Akhirnya, sekali lagi perlu berhikmat dan jangan maksa!
***
Catatan Pendek DR: Kotbah yang Hebat (5) – "Penggunaan PowerPoint Presentation (ppt) dalam Kotbah" – Sudah diketahui bersama ppt sudah sangat lazim digunakan dalam kotbah masa kini. Rasanya sudah lumrah menggunakan ppt dalam kotbah. Tapi tidak sedikit jemaat yang frustasi melihat ppt buatan pengkotbah, di mana ppt mereka dipenuhi dengan tulisan (bullet) yang banyak sekali teksnya, bahkan sampai sulit dibaca karena hurufnya kekecilan. Rasanya seperti memindahkan semua catatan kotbah ke ppt. Justru ini menjadi bumerang bagi pengkotbah karena bukannya menunjang efektivitas kotbah malah merusak semua penampilan pembicara. Bagaimana menolong pengkotbah dalam membuat ppt yang menarik sehingga dapat menunjang kotbah? Walaupun saya tetap memberi catatan bahwa ppt dipakai sebagai alat penopang efektivitas kotbah: 1) Gunakan gambar dan kata kunci saja dalam ppt. Teks yang ditulis terlalu banyak tidak akan menarik minat. Itu sebabnya pengkotbah harus memikirkan kata kunci apa dari kalimat yang dimasukkan dalam ppt. Ini akan membuat jemaat terus dapat menatap pengkotbah dan sekaligus dapat menggunakan visualnya untuk memaknai ucapannya. 2) Jika ingin menaruh kalimat yang penting, maka usahakan dibuat secara ringkas. Bila tidak cukup rasanya menaruh kata kunci dan ingin menaruh kalimat karena penting dan harus dibaca, maka usahakan diringkas dengan singkat dan dibuat dalam huruf yang lebih besar. Sekali lagi hindari kata-kata yang panjang; 3) Bila hendak menaruh gambar maka harus diletakkan menyamping dan jangan sentral di tengah. Umumnya foto dan gambar yang ditaruh di tengah (sentral) tidak menarik untuk dilihat, maka di sini pengkotbah perlu belajar teknik penempatan foto dan gambar dalam ppt; 4) Usahakan pakai warna-warni dan jangan monoton atau hanya putih saja. Ppt yang berwarna menarik perhatian, apalagi ada motion (gerakan) huruf yang simpel. Cuma jangan terlalu ramai dalam warna dan gerakannya juga jangan terlalu banyak; 5) Penggunaan "font" atau bentuk huruf jangan terlalu banyak. Pakar jurnalistik selalu menganjurkan dua jenis huruf yang jenis serif dan sanserif saja yang dipakai dalam sebuah tulisan maupun presentesai. Huruf Serif contohnya font Times New Romans dan yang sejenisnya di mana ada liukan huruf, sedangkan sanserif seperti Arial dan sejenisnya yang tidak ada liukannya. Pilih dua saja di antara kelompok serif dan sanserif. Jangan terlalu banyak jenis huruf, walaupun bisa divariasikan besar dan kecilnya.

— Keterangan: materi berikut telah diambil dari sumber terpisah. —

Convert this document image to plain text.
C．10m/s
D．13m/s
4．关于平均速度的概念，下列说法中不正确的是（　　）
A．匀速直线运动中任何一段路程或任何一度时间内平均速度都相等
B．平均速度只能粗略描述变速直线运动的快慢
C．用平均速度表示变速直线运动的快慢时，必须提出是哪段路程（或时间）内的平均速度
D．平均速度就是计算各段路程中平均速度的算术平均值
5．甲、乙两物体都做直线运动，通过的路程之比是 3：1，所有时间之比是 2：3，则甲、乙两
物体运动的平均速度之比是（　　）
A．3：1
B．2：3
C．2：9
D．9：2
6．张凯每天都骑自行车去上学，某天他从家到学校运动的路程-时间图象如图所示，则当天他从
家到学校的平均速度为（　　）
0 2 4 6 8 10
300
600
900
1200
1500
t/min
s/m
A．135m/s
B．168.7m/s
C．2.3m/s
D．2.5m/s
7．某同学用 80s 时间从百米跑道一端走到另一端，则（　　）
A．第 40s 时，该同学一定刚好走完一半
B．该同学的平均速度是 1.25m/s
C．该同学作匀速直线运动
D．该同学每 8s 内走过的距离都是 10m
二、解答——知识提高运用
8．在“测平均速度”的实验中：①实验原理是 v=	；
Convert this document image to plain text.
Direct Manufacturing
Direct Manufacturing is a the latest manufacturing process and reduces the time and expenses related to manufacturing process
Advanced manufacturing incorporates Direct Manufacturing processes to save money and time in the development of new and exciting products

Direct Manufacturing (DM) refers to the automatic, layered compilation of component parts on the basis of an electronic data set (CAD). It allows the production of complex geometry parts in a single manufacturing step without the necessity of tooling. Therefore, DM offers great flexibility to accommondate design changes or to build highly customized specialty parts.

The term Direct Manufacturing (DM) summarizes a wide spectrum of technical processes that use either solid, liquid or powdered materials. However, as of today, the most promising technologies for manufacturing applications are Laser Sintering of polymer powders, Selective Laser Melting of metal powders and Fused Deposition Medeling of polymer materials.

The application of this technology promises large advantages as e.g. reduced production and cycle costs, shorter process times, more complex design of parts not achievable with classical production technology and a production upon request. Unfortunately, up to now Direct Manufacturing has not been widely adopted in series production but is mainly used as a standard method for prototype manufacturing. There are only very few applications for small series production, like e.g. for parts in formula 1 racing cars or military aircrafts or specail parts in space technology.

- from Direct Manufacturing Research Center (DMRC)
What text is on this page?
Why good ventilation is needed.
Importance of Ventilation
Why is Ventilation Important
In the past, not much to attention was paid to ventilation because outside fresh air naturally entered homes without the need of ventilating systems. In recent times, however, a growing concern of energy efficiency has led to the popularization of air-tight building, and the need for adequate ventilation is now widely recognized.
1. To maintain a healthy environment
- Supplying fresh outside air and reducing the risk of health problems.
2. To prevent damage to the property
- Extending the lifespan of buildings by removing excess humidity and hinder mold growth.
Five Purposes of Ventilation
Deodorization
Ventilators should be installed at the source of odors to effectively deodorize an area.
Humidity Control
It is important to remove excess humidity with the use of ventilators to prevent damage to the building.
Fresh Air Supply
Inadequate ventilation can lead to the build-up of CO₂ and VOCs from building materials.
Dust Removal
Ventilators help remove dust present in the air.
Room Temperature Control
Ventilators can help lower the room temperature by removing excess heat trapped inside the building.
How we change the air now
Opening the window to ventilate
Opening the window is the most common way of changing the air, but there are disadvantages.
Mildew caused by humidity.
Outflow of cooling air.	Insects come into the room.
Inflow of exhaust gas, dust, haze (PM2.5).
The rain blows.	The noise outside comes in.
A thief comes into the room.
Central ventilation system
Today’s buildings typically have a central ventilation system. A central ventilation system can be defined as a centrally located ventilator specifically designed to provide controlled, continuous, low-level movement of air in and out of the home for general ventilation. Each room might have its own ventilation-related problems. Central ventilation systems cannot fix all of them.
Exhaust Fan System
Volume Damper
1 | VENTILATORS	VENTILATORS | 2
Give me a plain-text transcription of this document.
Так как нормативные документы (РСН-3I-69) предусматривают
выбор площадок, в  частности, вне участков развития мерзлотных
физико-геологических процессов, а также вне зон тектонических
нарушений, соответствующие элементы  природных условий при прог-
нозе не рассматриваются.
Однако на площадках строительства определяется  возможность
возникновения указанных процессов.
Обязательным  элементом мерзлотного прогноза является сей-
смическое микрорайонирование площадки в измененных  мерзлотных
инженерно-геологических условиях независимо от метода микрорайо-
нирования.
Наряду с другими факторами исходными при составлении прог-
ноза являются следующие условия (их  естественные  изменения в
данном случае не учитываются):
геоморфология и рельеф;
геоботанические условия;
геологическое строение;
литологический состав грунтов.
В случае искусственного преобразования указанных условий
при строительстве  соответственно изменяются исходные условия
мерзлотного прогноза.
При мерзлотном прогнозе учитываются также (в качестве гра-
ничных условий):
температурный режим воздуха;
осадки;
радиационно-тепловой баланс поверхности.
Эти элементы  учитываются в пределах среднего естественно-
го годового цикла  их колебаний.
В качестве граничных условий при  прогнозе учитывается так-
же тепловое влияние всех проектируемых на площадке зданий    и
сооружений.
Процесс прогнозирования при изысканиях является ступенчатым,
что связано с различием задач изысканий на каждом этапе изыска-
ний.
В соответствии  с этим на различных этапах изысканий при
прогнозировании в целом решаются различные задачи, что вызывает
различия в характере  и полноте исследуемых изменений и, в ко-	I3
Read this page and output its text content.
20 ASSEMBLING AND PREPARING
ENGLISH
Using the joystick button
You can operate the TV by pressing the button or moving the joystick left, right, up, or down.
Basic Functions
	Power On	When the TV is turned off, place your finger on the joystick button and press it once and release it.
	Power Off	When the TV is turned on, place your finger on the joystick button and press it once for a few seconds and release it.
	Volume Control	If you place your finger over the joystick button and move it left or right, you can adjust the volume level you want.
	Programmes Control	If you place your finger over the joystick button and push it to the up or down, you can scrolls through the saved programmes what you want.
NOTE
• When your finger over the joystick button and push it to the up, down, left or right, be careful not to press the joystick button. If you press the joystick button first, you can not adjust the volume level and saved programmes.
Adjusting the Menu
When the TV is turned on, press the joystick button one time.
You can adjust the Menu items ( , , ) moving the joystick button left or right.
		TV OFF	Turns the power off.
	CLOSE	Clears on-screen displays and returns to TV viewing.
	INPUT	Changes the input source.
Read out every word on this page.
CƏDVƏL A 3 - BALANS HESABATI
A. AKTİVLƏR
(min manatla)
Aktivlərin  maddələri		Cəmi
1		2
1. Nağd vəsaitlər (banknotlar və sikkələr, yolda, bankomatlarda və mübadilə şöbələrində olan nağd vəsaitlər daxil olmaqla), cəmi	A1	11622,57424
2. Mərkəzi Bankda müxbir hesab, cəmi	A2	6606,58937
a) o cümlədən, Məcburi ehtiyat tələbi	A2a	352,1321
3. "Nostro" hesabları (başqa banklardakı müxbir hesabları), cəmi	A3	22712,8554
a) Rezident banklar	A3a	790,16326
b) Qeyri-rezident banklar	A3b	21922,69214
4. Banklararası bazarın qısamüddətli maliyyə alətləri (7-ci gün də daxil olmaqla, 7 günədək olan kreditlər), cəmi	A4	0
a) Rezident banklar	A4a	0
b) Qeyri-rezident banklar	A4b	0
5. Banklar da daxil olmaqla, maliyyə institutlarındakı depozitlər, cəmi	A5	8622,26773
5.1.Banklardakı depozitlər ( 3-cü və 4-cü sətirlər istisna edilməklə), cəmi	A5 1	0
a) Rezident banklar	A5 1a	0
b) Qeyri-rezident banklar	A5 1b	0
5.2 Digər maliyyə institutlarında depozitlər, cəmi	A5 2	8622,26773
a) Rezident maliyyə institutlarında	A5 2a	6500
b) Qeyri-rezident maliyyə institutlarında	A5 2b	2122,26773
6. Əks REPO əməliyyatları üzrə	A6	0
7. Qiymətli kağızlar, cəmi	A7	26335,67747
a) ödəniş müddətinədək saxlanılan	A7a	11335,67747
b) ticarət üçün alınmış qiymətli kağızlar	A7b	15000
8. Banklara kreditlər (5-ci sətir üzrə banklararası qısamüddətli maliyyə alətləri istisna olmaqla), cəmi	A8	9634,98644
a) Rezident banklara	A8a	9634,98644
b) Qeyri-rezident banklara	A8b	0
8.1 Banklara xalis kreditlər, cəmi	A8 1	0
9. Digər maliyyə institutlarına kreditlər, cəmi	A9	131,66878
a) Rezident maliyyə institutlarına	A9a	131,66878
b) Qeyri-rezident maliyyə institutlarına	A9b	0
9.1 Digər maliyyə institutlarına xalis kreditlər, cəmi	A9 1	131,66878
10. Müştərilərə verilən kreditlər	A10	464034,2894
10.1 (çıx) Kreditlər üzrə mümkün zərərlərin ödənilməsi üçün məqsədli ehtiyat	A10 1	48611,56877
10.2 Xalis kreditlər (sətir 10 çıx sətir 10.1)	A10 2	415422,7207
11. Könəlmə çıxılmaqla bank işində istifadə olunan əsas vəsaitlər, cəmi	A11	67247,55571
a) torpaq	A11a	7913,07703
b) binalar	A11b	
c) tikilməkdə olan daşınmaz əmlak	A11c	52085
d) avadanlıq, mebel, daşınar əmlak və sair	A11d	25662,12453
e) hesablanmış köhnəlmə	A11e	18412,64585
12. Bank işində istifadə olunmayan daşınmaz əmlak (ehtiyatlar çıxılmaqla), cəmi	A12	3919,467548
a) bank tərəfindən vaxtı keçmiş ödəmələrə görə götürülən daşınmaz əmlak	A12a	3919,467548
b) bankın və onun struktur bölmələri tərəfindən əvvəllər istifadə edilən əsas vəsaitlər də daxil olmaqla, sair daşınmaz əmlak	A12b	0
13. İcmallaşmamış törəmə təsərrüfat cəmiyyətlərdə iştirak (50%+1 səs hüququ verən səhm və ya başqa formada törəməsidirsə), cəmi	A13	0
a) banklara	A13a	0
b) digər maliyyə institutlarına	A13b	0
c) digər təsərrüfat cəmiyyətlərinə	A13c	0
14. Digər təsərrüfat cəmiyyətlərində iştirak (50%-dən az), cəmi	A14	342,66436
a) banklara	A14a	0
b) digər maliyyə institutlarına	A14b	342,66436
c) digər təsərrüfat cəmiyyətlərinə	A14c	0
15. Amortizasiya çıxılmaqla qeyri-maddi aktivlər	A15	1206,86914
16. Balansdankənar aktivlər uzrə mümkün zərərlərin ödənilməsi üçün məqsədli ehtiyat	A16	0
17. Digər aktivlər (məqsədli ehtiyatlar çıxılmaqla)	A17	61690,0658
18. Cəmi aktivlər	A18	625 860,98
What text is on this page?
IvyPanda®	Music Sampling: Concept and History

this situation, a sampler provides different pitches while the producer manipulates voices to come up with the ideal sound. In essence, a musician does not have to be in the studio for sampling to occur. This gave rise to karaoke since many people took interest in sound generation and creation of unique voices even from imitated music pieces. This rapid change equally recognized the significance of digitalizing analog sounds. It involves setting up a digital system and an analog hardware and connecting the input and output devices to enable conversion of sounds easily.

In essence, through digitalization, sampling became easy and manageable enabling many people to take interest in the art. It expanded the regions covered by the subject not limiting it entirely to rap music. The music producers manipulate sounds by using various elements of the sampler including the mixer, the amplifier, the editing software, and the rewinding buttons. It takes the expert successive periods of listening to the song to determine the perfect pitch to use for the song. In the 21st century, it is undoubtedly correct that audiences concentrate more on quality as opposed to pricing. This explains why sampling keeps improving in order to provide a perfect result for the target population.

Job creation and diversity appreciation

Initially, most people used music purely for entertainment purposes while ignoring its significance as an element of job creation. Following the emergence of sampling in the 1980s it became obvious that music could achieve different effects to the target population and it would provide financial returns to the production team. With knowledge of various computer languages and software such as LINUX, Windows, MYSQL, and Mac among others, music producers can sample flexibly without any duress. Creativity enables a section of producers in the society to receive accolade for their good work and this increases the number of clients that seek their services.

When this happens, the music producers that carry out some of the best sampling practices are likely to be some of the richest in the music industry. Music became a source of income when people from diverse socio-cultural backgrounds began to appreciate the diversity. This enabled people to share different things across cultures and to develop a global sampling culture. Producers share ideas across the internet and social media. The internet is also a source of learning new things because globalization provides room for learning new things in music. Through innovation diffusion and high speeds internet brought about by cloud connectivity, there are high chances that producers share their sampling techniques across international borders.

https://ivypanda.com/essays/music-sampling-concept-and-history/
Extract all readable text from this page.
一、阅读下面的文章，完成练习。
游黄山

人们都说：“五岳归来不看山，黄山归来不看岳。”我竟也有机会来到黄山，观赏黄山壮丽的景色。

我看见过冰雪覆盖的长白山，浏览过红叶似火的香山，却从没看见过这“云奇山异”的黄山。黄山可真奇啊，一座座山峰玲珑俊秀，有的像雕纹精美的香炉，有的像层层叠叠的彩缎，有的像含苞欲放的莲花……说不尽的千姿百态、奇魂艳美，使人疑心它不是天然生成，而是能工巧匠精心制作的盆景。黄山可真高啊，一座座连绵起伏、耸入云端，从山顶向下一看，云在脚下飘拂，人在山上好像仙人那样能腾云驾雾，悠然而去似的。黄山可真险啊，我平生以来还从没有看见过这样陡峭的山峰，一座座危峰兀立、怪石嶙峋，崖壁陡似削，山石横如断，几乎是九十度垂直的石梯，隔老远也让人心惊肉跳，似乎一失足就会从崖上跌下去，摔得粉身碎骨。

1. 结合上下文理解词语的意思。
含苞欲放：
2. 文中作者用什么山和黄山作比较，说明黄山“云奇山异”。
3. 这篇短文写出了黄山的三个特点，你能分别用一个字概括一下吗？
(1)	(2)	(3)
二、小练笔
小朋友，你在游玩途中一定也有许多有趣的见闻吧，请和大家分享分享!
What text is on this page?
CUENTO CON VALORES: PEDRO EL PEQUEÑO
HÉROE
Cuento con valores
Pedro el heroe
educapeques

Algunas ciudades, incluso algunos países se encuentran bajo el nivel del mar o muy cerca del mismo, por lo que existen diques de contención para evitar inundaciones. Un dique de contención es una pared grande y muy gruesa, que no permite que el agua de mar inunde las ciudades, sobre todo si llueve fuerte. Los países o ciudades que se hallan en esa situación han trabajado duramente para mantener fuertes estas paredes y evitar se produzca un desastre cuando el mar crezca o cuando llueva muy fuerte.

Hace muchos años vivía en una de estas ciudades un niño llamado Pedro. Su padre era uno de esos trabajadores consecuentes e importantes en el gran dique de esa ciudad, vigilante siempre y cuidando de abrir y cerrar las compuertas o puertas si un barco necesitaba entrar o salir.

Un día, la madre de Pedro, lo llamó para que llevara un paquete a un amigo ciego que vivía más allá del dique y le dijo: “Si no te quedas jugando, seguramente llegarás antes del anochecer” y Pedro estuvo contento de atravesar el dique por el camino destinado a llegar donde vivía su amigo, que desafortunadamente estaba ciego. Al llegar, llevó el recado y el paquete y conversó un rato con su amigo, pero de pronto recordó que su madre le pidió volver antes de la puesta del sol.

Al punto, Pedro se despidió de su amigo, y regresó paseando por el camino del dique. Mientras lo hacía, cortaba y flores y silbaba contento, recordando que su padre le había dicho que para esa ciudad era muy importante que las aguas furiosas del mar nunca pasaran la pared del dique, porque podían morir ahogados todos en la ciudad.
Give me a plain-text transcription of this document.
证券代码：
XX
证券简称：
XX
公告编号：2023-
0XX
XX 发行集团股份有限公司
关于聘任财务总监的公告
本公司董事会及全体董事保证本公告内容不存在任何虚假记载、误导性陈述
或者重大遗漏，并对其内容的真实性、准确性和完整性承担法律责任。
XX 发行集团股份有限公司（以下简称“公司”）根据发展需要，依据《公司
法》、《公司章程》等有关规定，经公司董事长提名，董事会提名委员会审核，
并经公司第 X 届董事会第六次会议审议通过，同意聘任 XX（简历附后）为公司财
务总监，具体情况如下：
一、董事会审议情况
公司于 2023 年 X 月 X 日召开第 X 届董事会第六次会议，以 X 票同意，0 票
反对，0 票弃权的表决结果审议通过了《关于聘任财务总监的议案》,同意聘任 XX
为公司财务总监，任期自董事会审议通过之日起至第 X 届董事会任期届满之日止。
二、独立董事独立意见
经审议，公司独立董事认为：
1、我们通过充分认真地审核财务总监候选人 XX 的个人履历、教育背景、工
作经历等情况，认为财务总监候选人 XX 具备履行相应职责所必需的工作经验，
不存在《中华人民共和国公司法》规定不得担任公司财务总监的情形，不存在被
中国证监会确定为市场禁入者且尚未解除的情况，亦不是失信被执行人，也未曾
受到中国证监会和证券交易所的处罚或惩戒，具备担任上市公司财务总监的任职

Kiranya beberapa tips singkat ini akan membuat ppt kita lebih menarik dan mendukung performa kita sebagai hamba Tuhan. Kotbah memang butuh dukungan visual, namun itupun harus diupayakan agar menjadi lebih menarik. Terus mencoba! (*DR*)
***
Catatan Pendek DR: "Khotbah yang Hebat: KEINDAHAN SUARA" (6) – Suatu ketika saya diundang berkhotbah oleh mantan mahasiswa saya yang melayani di suatu daerah di Papua via telepon. Setelah bicara soal jadwal dan tema, lalu dia menutup pembicaraan bahwa memohon bahwa jika saya berkhotbah diharapakan memakai suara lantang dan keras. Katanya hkotbah di sini harus keras dan tidak bisa lembut. Saya tiba-tiba merasa tidak sanggup, karena suara saya tidak menggelegar seperti pengkhotbah yang memiliki suara bas dan keras, sedangkan saya tenor dan cenderung tidak keras. Tetapi saya mengiyakan saja untuk mencoba bersuara dengan lebih jelas. Namun lewat percakapan di telepon itu saya menjadi bertanya pada diri, seberapa jauh peran suara dalam berkhotbah? Tentu suara keras sudah bukan masalah karena para pengkhotbah tinggal belajar bagaimana menggunakan mikrofon dengan baik sehingga ia bisa mengatur suaranya sehingga terdengar dengan jelas. Masalahnya bagaimana dengan keindahan suara?
Memang sejak zaman dahulu suara sangat memegang peranan penting dalam kotbah. Dalam bentuk apapun kekuatan suara seorang pengkhotbah, maka suara memegang peranan yang sangat penting. Pertanyaannya adalah suara yang tepat itu seperti apa? Apakah harus bas dan berat? Dulu memang diyakini bahwa suara indah itu kalau suara bas dan keras atau berat. Dalam konteks masa lalu berkomunikasi, memang orang yang menjadi presenter dan yang bekerja di dunia komunikasi diharapkan suaranya bas atau berat. Misalnya, Bob Tuttupoli, Kris Biantoro atau untuk yang perempuan Maria Untu, dst. Jika itu syaratnya, maka banyak pengkotbah terkena diskualifikasi termasuk saya. Syukur dalam dunia komunikasi modern hal ini sudah dibantah, bahwa suara bas dan berat bukan lagi hal utama melainkan keindahan suara itu sendiri. Saat ini begitu banyak orang yang berbicara di publik dengan warna suara yang beragama mulai dari yang bas dan berat sampai yang biasa dan tenor. Mereka semua berhasil mengkomunikasikan beritanya.
Jika demikian, suara yang baik dan indah itu seperti apa dalam konteks khotbah? Tentu Alkitab tidak pernah memberi syarat tentang warna suara selain hanya dapat didengar dengan baik. Namun bila diperhatikan bahwa suara yang baik itu bergantung kepada kepribadian yang menarik. Nah, kepribadian yang menarik didapat lewat kebaikan hati, kasih, rela berkorban, toleransi, apresiasi, dan tidak mementingkan diri sendiri serta karakter yang baik lewat buah-buah roh yang nampak dalam hidup kita. Dengan kata lain itulah bahasa hati seorang pengkotbah. Bahasa hati yang dimiliki seseorang inilah yang akan membuat suaranya menjadi indah terdengar. Maka pengkhotbah yang baik harus mengembangkan kepribadian yang baik jika ingin suaranya terdengar indah. Bukankah suara yang kita keluarkan adalah gambaran dari seluruh hidup kita?